By tracking the evolution of the email interaction network of a large university community (comprising about 40,000 individuals), we shall begin to fill in what we see as a significant gap in the theory of social networks. Millions of individual decisions made by thousands of students, faculty, and staff as they enter (or leave) the community, develop (or terminate) associations with one another, and choose which groups to belong to (or avoid), aggregate into macroscopic patterns that are invisible to the individuals who create them and largely independent of personal idiosyncrasies. In studying truly large-scale, evolving networks, we hope to shed light on the interplay between social networks on the one hand, and on the other hand, the social dimensions (race, income, geography) and contexts (academic, extracurricular, residential) that characterize the university experience.

The ability of modern computers to crunch unimaginably large numbers extends beyond empirical analysis—it has also revolutionized our ability to build and explore theories about the world. While it is standard in social sciences to develop models of individual behavior based on intuition, experience, and laboratory experiments, the collective behavior of large groups defies conventional methods. Mobs sometimes riot and loot, but other times remain peaceful. Bad economic news may cause investors to scramble en masse towards the exits, but often leaves them unruffled. Outbreaks of infectious disease sometimes spread globally, but often remain localized. In many cases, the difference between wildly divergent outcomes derives not from the characteristics of the individuals themselves, but from their interactions. A critical component of our project is the development of mathematical network models. These models, while still quite simple to write down, exhibit features that are beyond the predictive capabilities of conventional pencil-and-paper mathematics; hence we simulate their development on computers, measuring their statistical properties and comparing them to realworld data.

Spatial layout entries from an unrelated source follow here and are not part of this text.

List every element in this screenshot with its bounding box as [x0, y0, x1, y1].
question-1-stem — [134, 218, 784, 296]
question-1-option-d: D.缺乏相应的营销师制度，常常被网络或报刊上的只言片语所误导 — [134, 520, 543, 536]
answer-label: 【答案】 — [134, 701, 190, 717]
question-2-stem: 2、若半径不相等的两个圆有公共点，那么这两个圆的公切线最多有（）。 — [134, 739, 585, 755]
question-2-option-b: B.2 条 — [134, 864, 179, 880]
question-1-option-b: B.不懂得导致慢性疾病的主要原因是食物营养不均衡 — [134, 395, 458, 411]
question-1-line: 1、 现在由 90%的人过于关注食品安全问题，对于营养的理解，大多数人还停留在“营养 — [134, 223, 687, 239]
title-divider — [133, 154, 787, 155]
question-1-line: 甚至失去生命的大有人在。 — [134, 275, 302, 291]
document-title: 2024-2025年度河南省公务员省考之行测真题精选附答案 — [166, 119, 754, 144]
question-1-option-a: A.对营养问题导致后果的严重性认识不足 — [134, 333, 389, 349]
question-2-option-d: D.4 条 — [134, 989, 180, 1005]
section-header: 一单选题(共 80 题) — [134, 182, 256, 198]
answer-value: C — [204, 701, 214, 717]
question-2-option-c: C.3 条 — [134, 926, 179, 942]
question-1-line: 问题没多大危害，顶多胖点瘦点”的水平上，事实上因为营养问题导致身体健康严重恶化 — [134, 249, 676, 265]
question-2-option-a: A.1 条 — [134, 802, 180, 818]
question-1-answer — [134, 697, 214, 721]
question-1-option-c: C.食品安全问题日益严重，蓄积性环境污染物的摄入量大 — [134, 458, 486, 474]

Finally, the technology of the Internet affords us the capability to conduct experiments on a scale far larger than is possible in the traditional laboratory setting. Inspired by the early work of social psychologist Stanley Milgram, we have adapted his "small world method" to the Internet ( By studying what we call "social search"—in which individuals search for remote "targets" by forwarding messages to acquaintances whom they consider closer to the target—we can explore the role of social networks in facilitating purposeful action. What is remarkable about social search is that it is fundamentally a collective activity: no individual has enough information to direct a message all the way from its origin to the target, but chains succeed anyway; hence the chains somehow "know" more than the individuals who create them. While the intelligence required to conduct social search still resides in people, the key to harnessing it lies in the network. By conducting a series of social search experiments, we hope to understand better the structure of global social networks, and also how individuals perceive and manipulate that structure.

Networks are a critical part of social reality—carrying information, transmitting disease, and providing access to resources—and they have long been recognized as such. But if we are to penetrate the surface of this observation, it will require a coordinated approach between theory, simulation, data, and experiment. We propose to take just such an approach, and in so doing contribute not only to network analysis, but also more broadly to social science and policy.